Dans le laboratoire, les scientifiques ont essayé de produire des paires de nucléobases par broyage. Des poudres de deux nucléobases ont été chargées dans un bol de broyage avec des billes d'acier, qui a servi de milieu de broyage, tandis que les pots étaient secoués de manière contrôlée. L'expérience a produit des paires A:T qui avaient également été observées par d'autres scientifiques auparavant. Broyage cependant, n'a pas pu obtenir la formation de paires G:C.

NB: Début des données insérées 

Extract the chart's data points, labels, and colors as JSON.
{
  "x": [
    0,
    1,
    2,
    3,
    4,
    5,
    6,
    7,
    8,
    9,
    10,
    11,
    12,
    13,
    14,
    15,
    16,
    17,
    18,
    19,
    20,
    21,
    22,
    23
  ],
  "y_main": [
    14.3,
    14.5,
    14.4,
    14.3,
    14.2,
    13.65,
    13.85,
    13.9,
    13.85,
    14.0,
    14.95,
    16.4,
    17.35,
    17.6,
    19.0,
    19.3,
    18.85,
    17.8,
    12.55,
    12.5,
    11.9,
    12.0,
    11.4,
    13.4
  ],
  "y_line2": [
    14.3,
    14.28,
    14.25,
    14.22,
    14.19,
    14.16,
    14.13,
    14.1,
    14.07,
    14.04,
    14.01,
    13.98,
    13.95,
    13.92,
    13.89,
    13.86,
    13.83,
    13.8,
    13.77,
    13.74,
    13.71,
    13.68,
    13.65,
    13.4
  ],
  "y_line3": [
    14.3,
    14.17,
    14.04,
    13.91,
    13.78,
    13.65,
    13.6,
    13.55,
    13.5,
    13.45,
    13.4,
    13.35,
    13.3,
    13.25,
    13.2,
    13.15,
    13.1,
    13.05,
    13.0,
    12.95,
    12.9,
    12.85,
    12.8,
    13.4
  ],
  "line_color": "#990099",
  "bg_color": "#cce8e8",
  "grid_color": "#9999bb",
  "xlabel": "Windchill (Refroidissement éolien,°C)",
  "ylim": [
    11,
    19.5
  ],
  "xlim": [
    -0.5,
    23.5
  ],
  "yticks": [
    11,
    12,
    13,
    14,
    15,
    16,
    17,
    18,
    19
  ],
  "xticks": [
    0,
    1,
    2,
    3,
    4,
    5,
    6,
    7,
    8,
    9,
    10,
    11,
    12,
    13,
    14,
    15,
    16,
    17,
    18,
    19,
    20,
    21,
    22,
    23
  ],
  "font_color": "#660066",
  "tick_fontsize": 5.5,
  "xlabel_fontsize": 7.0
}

Dans un deuxième temps, les chercheurs ont chauffé les poudres broyées de cytosine et de guanine. « À environ 200 degrés Celsius, on a en effet pu observer la formation de couples cytosine-guanine, " rapporte Stolar. Afin de tester si les bases ne forment que les couples connus dans des conditions thermiques, l'équipe a répété les expériences avec des mélanges de trois et quatre nucléobases à la station de mesure P02.1 de la source de rayons X PETRA III de DESY. Ici, la structure cristalline détaillée des mélanges a pu être surveillée pendant le chauffage et la formation de nouvelles phases a pu être observée.
"A environ 100 degrés Celsius, nous avons pu observer la formation des couples adénine-thymine, et à environ 200 degrés Celsius la formation de paires Watson-Crick de guanine et de cytosine, " dit Etter, chef de la station de mesure. "Aucune autre paire de bases ne s'est formée même lorsqu'elle a été chauffée davantage jusqu'à ce qu'elle fonde." Cela prouve que la réaction thermique d'appariement des nucléobases a la même sélectivité que dans l'ADN.
"Nos résultats montrent une voie alternative possible quant à la façon dont les modèles de reconnaissance moléculaire que nous observons dans l'ADN pourraient avoir été formés, " ajoute Stolar. " Les conditions de l'expérience sont plausibles pour la jeune Terre qui était une chaudron bouillonnant de volcans, tremblements de terre, impacts de météorites et toutes sortes d'autres événements. Nos résultats ouvrent de nombreuses nouvelles voies dans la recherche des origines chimiques de la vie. » L'équipe prévoit d'approfondir cette voie avec des expériences de suivi au P02.1.